In an editorial essay penned one month before the September attacks, historian and author Chalmers Johnson noted with regret that the US, "as the lone surviving superpower, could have led through diplomacy and judiciously distributed foreign aid . . . . Instead, it has resorted most of the time to bluster, military force and financial manipulation . . . . American leaders believe that they are above the very concept of international law—unless defined and controlled by them . . . . History suggests that this country is riding for a big fall."
It is time to move to a world beyond oil, beyond repression and beyond superpowers. By demanding an economy based on clean, free renewable energy, we can replace our current outmoded foreign policy—based on military force, overseas bases, economic intimidation and political unilateralism—with a foreign policy based on human rights, social justice and environmental security.

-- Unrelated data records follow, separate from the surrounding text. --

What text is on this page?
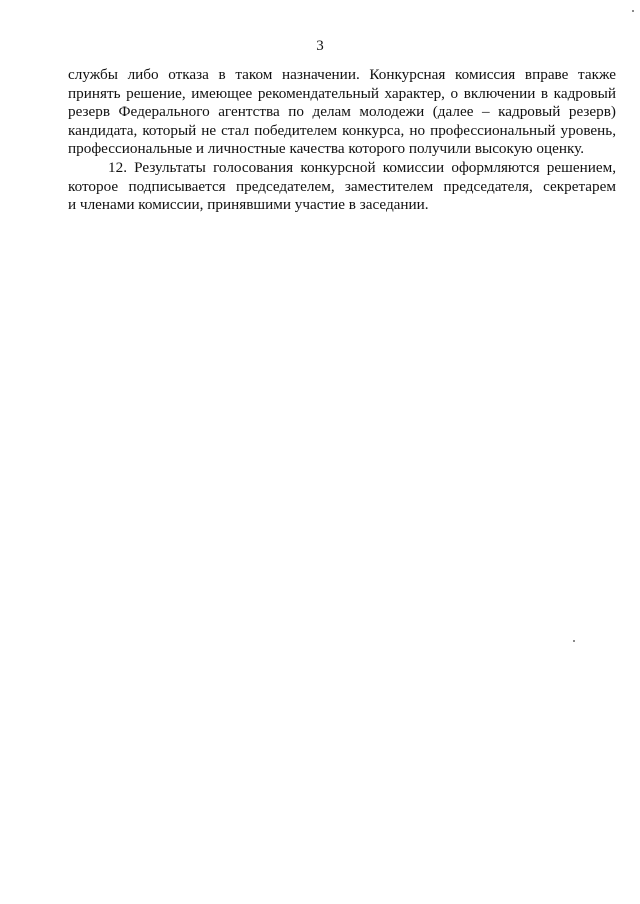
3
службы либо отказа в таком назначении. Конкурсная комиссия вправе также
принять решение, имеющее рекомендательный характер, о включении в кадровый
резерв Федерального агентства по делам молодежи (далее – кадровый резерв)
кандидата, который не стал победителем конкурса, но профессиональный уровень,
профессиональные и личностные качества которого получили высокую оценку.
12. Результаты голосования конкурсной комиссии оформляются решением,
которое подписывается председателем, заместителем председателя, секретарем
и членами комиссии, принявшими участие в заседании.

While struggling to protect our freedoms at home, we must become actively involved in the debate over a new foreign policy. We need to campaign to stop the suffering of the innocent civilian population in Iraq. We need to call for the withdrawal of troops from Saudi Arabia and other countries where they are not welcome. We need to become more involved in finding solutions to the Israel-Palestine conflict.
Bush, Cheney and Ashcroft have given Americans a choice: Are we prepared to sacrifice our freedoms for our foreign policy? Unfortunately, too many Americans appear all too willing to make that trade.
We must challenge the White House agenda, with its promise of endless war, more terrorist attacks and the steady erosion of our civil freedoms. A new world is possible, but we will now have to work harder to bring it about.